Koi drawing update

My conundrum as I draw my koi daily is how I continue writing my blog.  Drawing the same subject again and again is not a tedious exercise.  On the contrary, I find that the drawings are all different.  They lead me into different directions.   The drawings take on a life of their own.  And when the ensemble is complete, and I put them together, I think the variation will be an intriguing as the consistency of theme.

Well, the real koi manage to be interesting every day.  They are the stars of their pond.  So my art-imitating-life versions should be able to hold their own if I do my job right.

But.  You knew there was another shoe to drop …. I’m not saying that one cannot write about these things.  A great writer could probably write about the koi every day just as I draw them.  But I can’t.  My koi are shy. I cannot do this and chew gum too.  I can draw them and find them fascinating hour by hour.  But I cannot fathom how to put that into words.  Indeed, if I could do it with words, why paint?

Painting is painting, and writing is writing. 

So, I have got to find other ways to write about art, other topics to draw, while the koi swim somewhere silently in the background dapple light of their lovely pond.

The drawing above is 45 x 60 inches.  It’s the pond I’ve been fishing lately for several posts.

4 thoughts on “Shy Koi

  1. Painting the koi from many angles gave you the experience that allowed you to write this thought provoking post. Painting can inspire writing, and vice versa. This makes me want to choose a subject and do the same thing, maybe photographically- that is, explore the possibilities. I can’t write about it until I’ve done it because I don’t know yet what the possibilities are going to be.

    “Exploration of Subject” might be a good subject for Studio shots-Tuesday, and this would be an excellent lead-off post for it.

  2. Karol,

    If this post inspired you to explore a subject, searching out many possibilities for it, wow, I think that would be wonderful!

    I find that writing about pictures leads me into other ideas, things to try in future paintings or drawings. So the writing is a creative tool pictorially. And painting has also become a subject for writing, so they are definitely very inter-related.

    Yet for me they are different too, getting at reality from separate paths. Another writer might be able to take the daily-ness of work and turn it into a full and rich narrative. That aspect eludes me. I comment on some of what I do, but the nuances — for me — all have to happen inside the colors and lines.

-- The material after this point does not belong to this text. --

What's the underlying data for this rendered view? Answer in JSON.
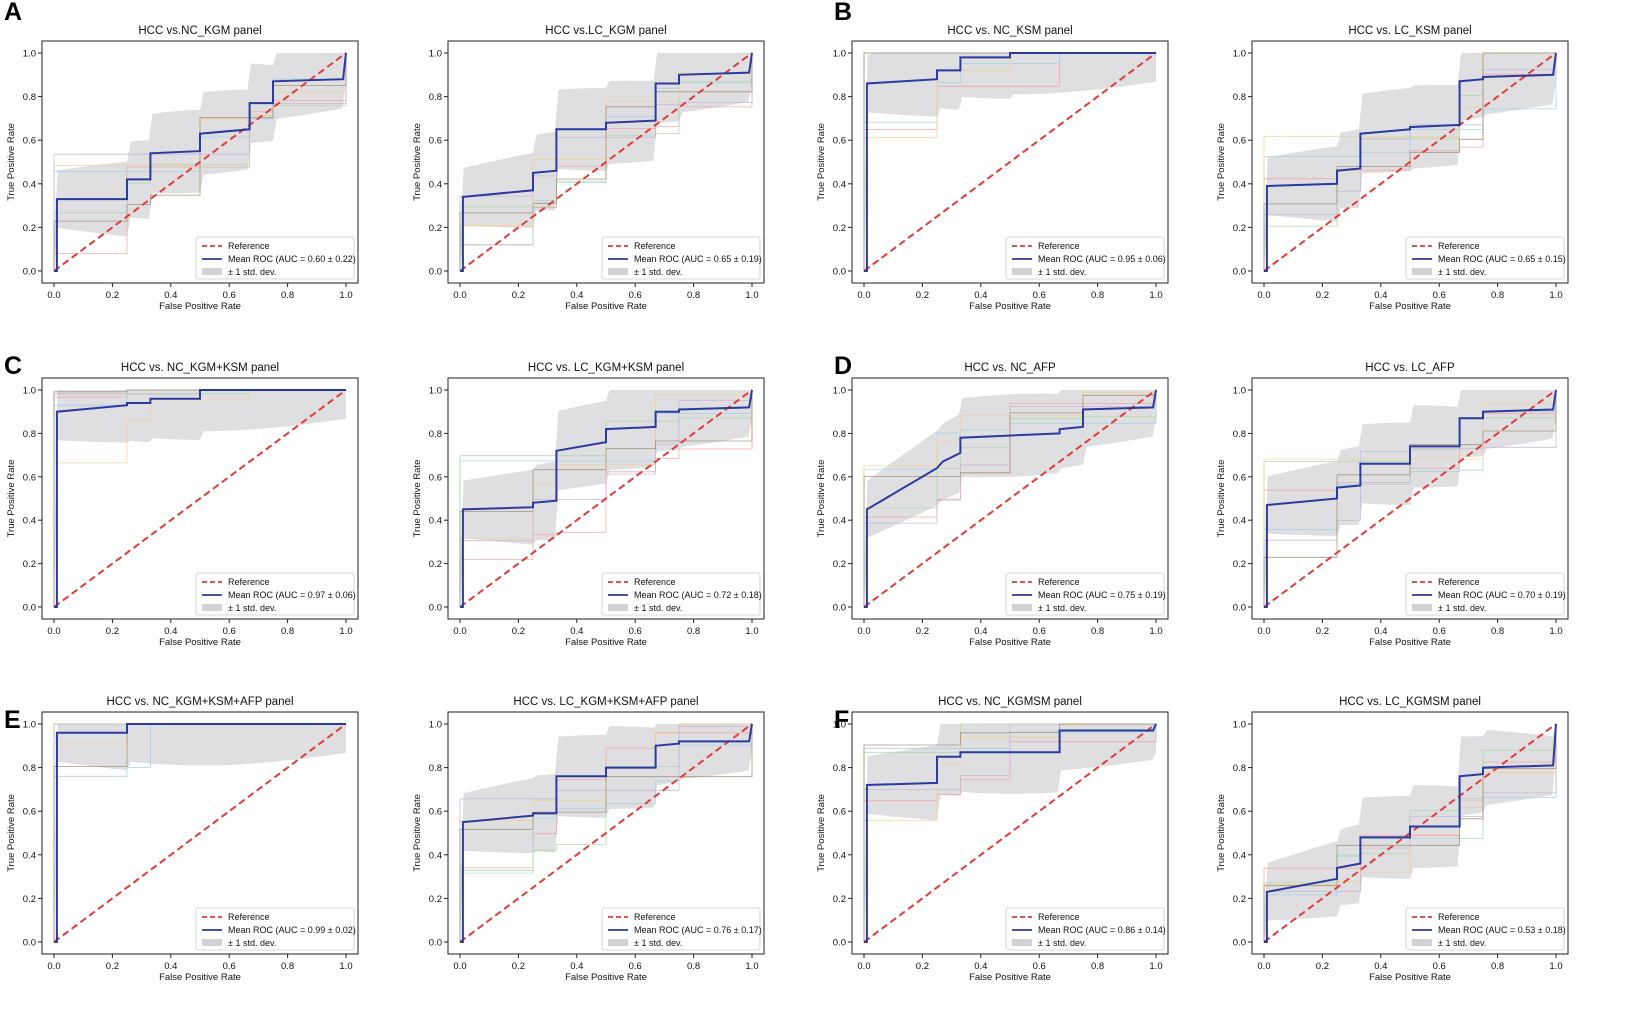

    Perhaps one needs more of a poet’s sensibilities to run the full course from images to words and back?

    Would love to see how the series approach works out! Please, keep me posted.


  3. It is a challenge type post. I have spent my whole writing the same scene over and over again, with a few minor excursions elsewhere. Sometimes it looks like Sunonhead fishing and other times a pianoplayer fiddling with jazz improvisations but fundamentally it is the same scene you see when you are looking into the koi pond. The conundrum remains, everything is a variation on Basho’s great haiku old pond, frog jumps in, kerplunk, there is the ripples expanding now. Hope you are enjoying the book as much as I am enjoying your fabulous paintings. Art is truly a life’s work.

  4. Paul,

    I am enjoying the book very much. I am about half way through. Was reading it steadily, and then icky mundane “gotta do them” life things intervened. So I am suspended inside the poem at the moment wondering what happens next.

    I feel too that I need to reread it. It is indeed puzzling. You learn things as you go that you make you want to revisit the beginnings.

    I keep telling myself that it’s poetry, but also elements of it sound so much as though they must be autobiographical, and I wanted to ask you if you’re a pianist, but then that doesn’t seem quite fair … to go outside the poem asking questions. Maybe it is natural, though, like a child’s question, children being so literal minded.

    The imagery is very familiar! So you are a fisherman too! Amazing.

    I had been painting these fish, wondering what on earth it could possibly mean only to discover that someone on the other side of the planet follows parallel trajectories sometimes …. We must be onto something. And no doubt some others out there are also improvising this rich theme as well ….

    Art is indeed a life’s work and so one must trust the subject and trust the medium and just breathe it and live it.